Sebelum bibirku membentuk sepatah kata, tiba-tiba, ibuku menangis. Aku tahu ada yang tidak beres. "Teman-teman, boleh minta waktu sebentar?" Temanku keluar dari ruanganku, dan kini tersisa aku dan ibuku.

"Kenapa, bu? Ada masalah? Keuangan kan sudah ada yang bayar." Tapi ibuku semakin terisak. Aku benar-benar tidak mengerti.

"Bu? Bu, Jawab! Ibu!" Tanpa sadar, aku berteriak. Walaupun setelahnya aku menyesal setengah mati.

"Maafkan ibu, nak. Ibu, ibu.." dia tampak kesulitan mengucapkan kalimat tersebut.

"Kanker kamu kembali lagi, nak,"

Seketika jantungku rasanya ingin keluar. Ibuku menangis terisak lagi. Kali ini lebih keras dibandingkan sebelumnya.

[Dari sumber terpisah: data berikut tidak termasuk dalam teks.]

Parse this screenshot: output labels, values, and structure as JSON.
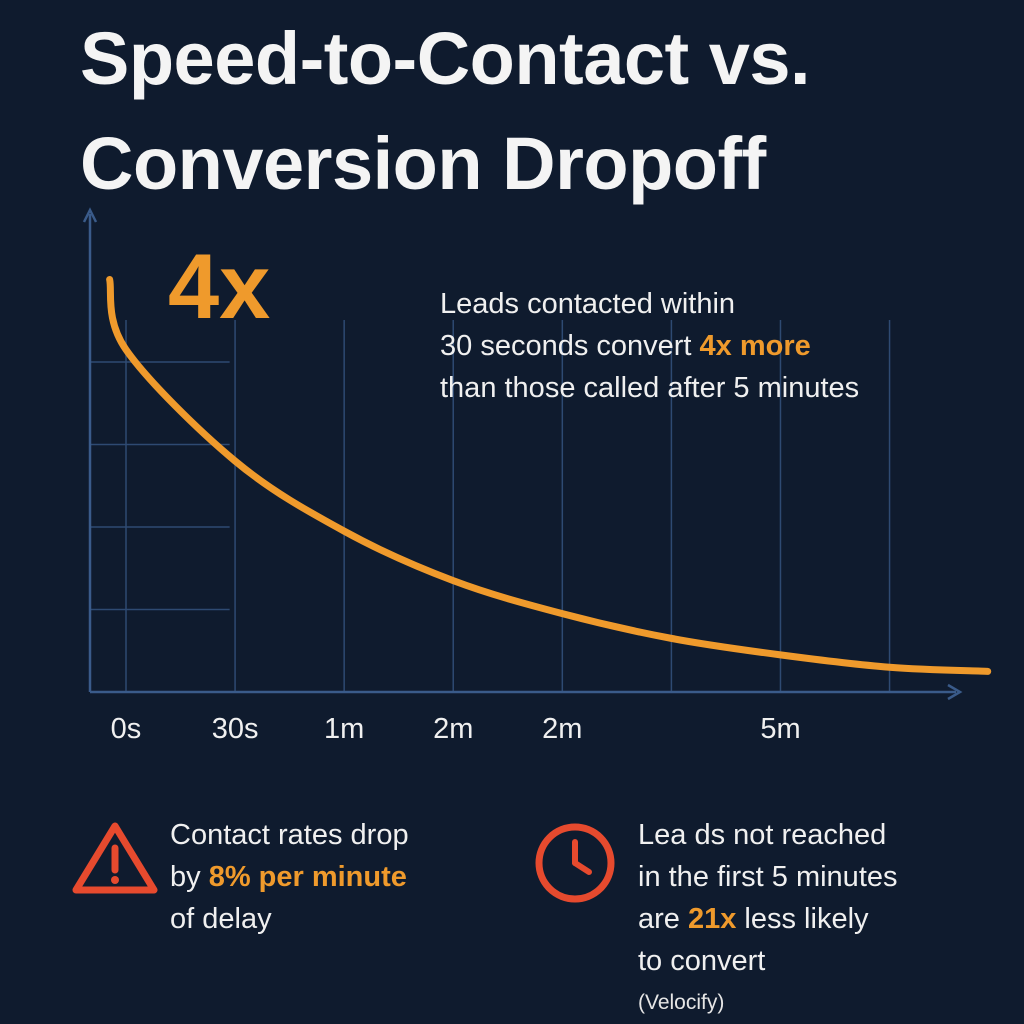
{
  "title": {
    "line1": "Speed-to-Contact vs.",
    "line2": "Conversion Dropoff"
  },
  "colors": {
    "background": "#0f1b2e",
    "accent": "#ef9a2c",
    "grid": "#2e4a72",
    "alert": "#e64a2e"
  },
  "chart_data": {
    "type": "line",
    "title": "Speed-to-Contact vs. Conversion Dropoff",
    "xlabel": "",
    "ylabel": "",
    "grid": true,
    "categories": [
      "0s",
      "30s",
      "1m",
      "2m",
      "2m",
      "",
      "5m"
    ],
    "x": [
      -0.15,
      0,
      1,
      2,
      3,
      4,
      5,
      6,
      7,
      7.9
    ],
    "series": [
      {
        "name": "Conversion",
        "values": [
          1.0,
          0.83,
          0.56,
          0.39,
          0.27,
          0.19,
          0.13,
          0.09,
          0.06,
          0.05
        ]
      }
    ],
    "xlim": [
      -0.33,
      7.6
    ],
    "ylim": [
      0,
      1.12
    ],
    "big_label": "4x"
  },
  "callout": {
    "line1": "Leads contacted within",
    "line2_pre": "30 seconds convert ",
    "line2_accent": "4x more",
    "line3": "than those called after 5 minutes"
  },
  "footer": {
    "left": {
      "icon": "warning-triangle-icon",
      "line1": "Contact rates drop",
      "line2_pre": "by ",
      "line2_accent": "8% per minute",
      "line3": "of delay"
    },
    "right": {
      "icon": "clock-icon",
      "line1": "Lea ds not reached",
      "line2": "in the first 5 minutes",
      "line3_pre": "are ",
      "line3_accent": "21x",
      "line3_post": " less likely",
      "line4": "to convert",
      "source": "(Velocify)"
    }
  }
}
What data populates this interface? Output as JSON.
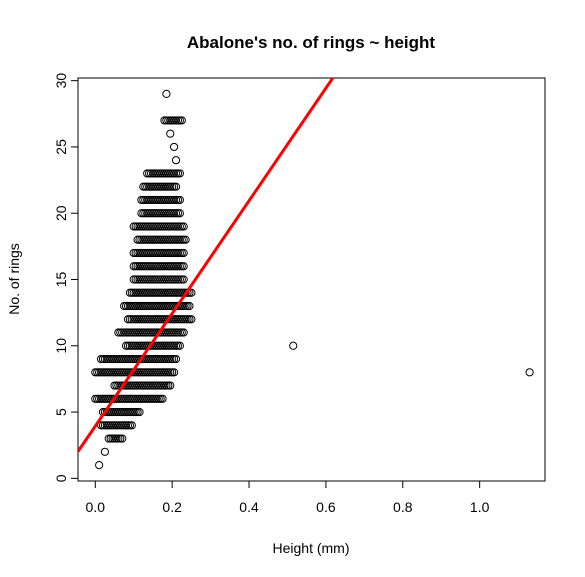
{
  "chart_data": {
    "type": "scatter",
    "title": "Abalone's no. of rings ~ height",
    "xlabel": "Height (mm)",
    "ylabel": "No. of rings",
    "xlim": [
      -0.045,
      1.17
    ],
    "ylim": [
      -0.2,
      30.2
    ],
    "xticks": [
      "0.0",
      "0.2",
      "0.4",
      "0.6",
      "0.8",
      "1.0"
    ],
    "yticks": [
      "0",
      "5",
      "10",
      "15",
      "20",
      "25",
      "30"
    ],
    "grid": false,
    "point_color": "#000000",
    "regression_line": {
      "color": "#ff0000",
      "intercept": 3.94,
      "slope": 42.5
    },
    "ring_ranges": [
      {
        "rings": 1,
        "min": 0.01,
        "max": 0.01
      },
      {
        "rings": 2,
        "min": 0.025,
        "max": 0.025
      },
      {
        "rings": 3,
        "min": 0.035,
        "max": 0.07
      },
      {
        "rings": 4,
        "min": 0.015,
        "max": 0.095
      },
      {
        "rings": 5,
        "min": 0.02,
        "max": 0.115
      },
      {
        "rings": 6,
        "min": 0.0,
        "max": 0.175
      },
      {
        "rings": 7,
        "min": 0.05,
        "max": 0.195
      },
      {
        "rings": 8,
        "min": 0.0,
        "max": 0.205
      },
      {
        "rings": 9,
        "min": 0.015,
        "max": 0.21
      },
      {
        "rings": 10,
        "min": 0.08,
        "max": 0.22
      },
      {
        "rings": 11,
        "min": 0.06,
        "max": 0.23
      },
      {
        "rings": 12,
        "min": 0.085,
        "max": 0.25
      },
      {
        "rings": 13,
        "min": 0.075,
        "max": 0.245
      },
      {
        "rings": 14,
        "min": 0.09,
        "max": 0.25
      },
      {
        "rings": 15,
        "min": 0.1,
        "max": 0.23
      },
      {
        "rings": 16,
        "min": 0.1,
        "max": 0.23
      },
      {
        "rings": 17,
        "min": 0.1,
        "max": 0.23
      },
      {
        "rings": 18,
        "min": 0.11,
        "max": 0.235
      },
      {
        "rings": 19,
        "min": 0.1,
        "max": 0.23
      },
      {
        "rings": 20,
        "min": 0.12,
        "max": 0.22
      },
      {
        "rings": 21,
        "min": 0.12,
        "max": 0.22
      },
      {
        "rings": 22,
        "min": 0.125,
        "max": 0.21
      },
      {
        "rings": 23,
        "min": 0.135,
        "max": 0.22
      },
      {
        "rings": 24,
        "min": 0.21,
        "max": 0.21
      },
      {
        "rings": 25,
        "min": 0.205,
        "max": 0.205
      },
      {
        "rings": 26,
        "min": 0.195,
        "max": 0.195
      },
      {
        "rings": 27,
        "min": 0.18,
        "max": 0.225
      },
      {
        "rings": 29,
        "min": 0.185,
        "max": 0.185
      }
    ],
    "outliers": [
      {
        "x": 0.515,
        "y": 10
      },
      {
        "x": 1.13,
        "y": 8
      }
    ]
  }
}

"Ibu baru mendapatkannya dari hasil lab. Kanker kamu sudah stadium 3, dan sudah merambat ke organ tubuh lain, nak. Ibu benar-benar tak sanggup kehilangan kamu, ibu tidak sanggup,"

Kupeluk ibuku yang menangis histeris sekarang. Hancur hatiku. Aku sudah tidak bisa menangis karena ulu hatiku sudah terlalu sakit. Tidak ada air mata yang keluar.  Tidak ada penghiburan. Kali ini aku tahu aku akan mati.